25.07.2011 | allg. Zivilrecht

Rauchen gefährdet Ihre Gesundheit: Sturz auf dem Weg in die Raucherecke

Zwangsentwöhnung? Wer auch noch in der Reha-Klinik seinem ungesunden Hobby frönt, lebt gefährlich. Ein Patient hatte sich, auf Krücken unterwegs zur Raucherecke, behindert durch ungeräumten Schnee, bei einem Sturz verletzt. Auch weil er die Höhe des Schneebelags auf dem Weg nicht nachweisen konnte, blieb die Schadensersatzklage erfolglos.

Pech im Unglück - beim Humpeln zur Reha-Klinik-Raucherecke gestürzt

Wenn schon, dann richtig. Unter diesem Unglücksstern stand wohl ein Kläger, der Anfang 2010 nach einer Fersenbein-Operation sieben Wochen in einer Rehabilitationsklinik, verbringen musste. In deren Räumen herrschte Rauchverbot. Als er sich mit Krücken durch den Schnee auf den Weg zur Raucherecke aufmachte, schlug es ihn hin.

 

Gehbehinderte Patienten zum Tabakgenuss aus dem Haus geschickt

  • Bei etwa fünf bis acht Zentimetern Schnee habe es ihm die Krücken weggezogen und er habe bei dem Sturz einen Riss der Achillessehne erlitten, erklärte der Kläger.
  • Es sei mit einem Dauerschaden sei zu rechnen. Die Klinik mute ihren Patienten zu, zum Rauchen das Haus zu verlassen.

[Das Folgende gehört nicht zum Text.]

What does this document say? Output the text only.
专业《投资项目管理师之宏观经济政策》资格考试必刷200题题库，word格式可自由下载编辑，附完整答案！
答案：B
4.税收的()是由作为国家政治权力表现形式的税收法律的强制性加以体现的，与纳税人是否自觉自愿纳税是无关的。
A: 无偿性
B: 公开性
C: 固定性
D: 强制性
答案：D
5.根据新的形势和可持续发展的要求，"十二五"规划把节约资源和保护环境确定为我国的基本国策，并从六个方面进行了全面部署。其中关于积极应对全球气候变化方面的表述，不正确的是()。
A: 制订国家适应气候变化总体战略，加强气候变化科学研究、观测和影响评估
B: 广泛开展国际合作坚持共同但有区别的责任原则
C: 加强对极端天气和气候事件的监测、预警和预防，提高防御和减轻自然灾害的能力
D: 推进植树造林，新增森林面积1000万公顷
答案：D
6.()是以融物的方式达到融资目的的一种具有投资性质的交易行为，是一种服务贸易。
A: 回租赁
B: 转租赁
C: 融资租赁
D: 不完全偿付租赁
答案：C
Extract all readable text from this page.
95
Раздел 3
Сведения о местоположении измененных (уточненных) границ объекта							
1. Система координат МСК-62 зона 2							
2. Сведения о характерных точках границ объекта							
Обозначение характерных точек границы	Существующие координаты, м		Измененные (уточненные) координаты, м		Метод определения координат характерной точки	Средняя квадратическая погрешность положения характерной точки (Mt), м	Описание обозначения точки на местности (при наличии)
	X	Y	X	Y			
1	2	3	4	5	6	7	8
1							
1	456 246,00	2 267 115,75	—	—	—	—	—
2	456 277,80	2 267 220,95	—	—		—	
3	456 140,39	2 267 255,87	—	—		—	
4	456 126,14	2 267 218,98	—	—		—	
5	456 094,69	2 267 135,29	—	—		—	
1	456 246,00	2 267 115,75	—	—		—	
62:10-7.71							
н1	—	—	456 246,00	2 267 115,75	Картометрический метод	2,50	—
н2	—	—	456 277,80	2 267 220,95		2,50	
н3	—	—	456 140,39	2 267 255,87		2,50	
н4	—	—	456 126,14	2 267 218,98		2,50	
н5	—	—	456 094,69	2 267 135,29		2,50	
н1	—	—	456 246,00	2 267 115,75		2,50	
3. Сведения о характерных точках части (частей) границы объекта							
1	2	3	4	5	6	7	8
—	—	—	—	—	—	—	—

Damit habe sie die Pflicht, für einen gefahrlosen Weg zum Rauchertreff zu sorgen.

 

Kein Schadenersatz

Der Kläger scheiterte nicht nur mit seinem Gang in die Raucherecke, sondern auch mit seiner Klage gegen die Reha-Einrichtung vor dem OLG München. Er konnte einen Verstoß der Klinik gegen ihre Verkehrssicherungspflicht nicht nachweisen.

  • Wenn die Klinik gehbehinderte Patienten zum Tabakgenuss aus dem Haus schicke, habe sie «möglicherweise» eine Räumpflicht,
  • denn ein Klinikaufenthalt könne nicht dazu dienen, jemandem das Rauchen abzugewöhnen.
  • Andererseits müsse ein auf Krücken angewiesener Patient «vielleicht» auf den blauen Dunst verzichten, wenn er draußen Schnee sehe.

In dem Fall widersprachen sich die Aussagen des Klägers und der Zeugen über den Zustand des Weges. Eine Zeugin beurteilte den Weg als «höchstens überzuckert». Dadurch konnte der Kläger eine Verletzung der Verkehrssicherungspflicht nicht hinlänglich nachweisen, um eine Schadensersatzforderung durchzusetzen.

(OLG München, Urteil v. 22.7.2010, 1 U 1393/11).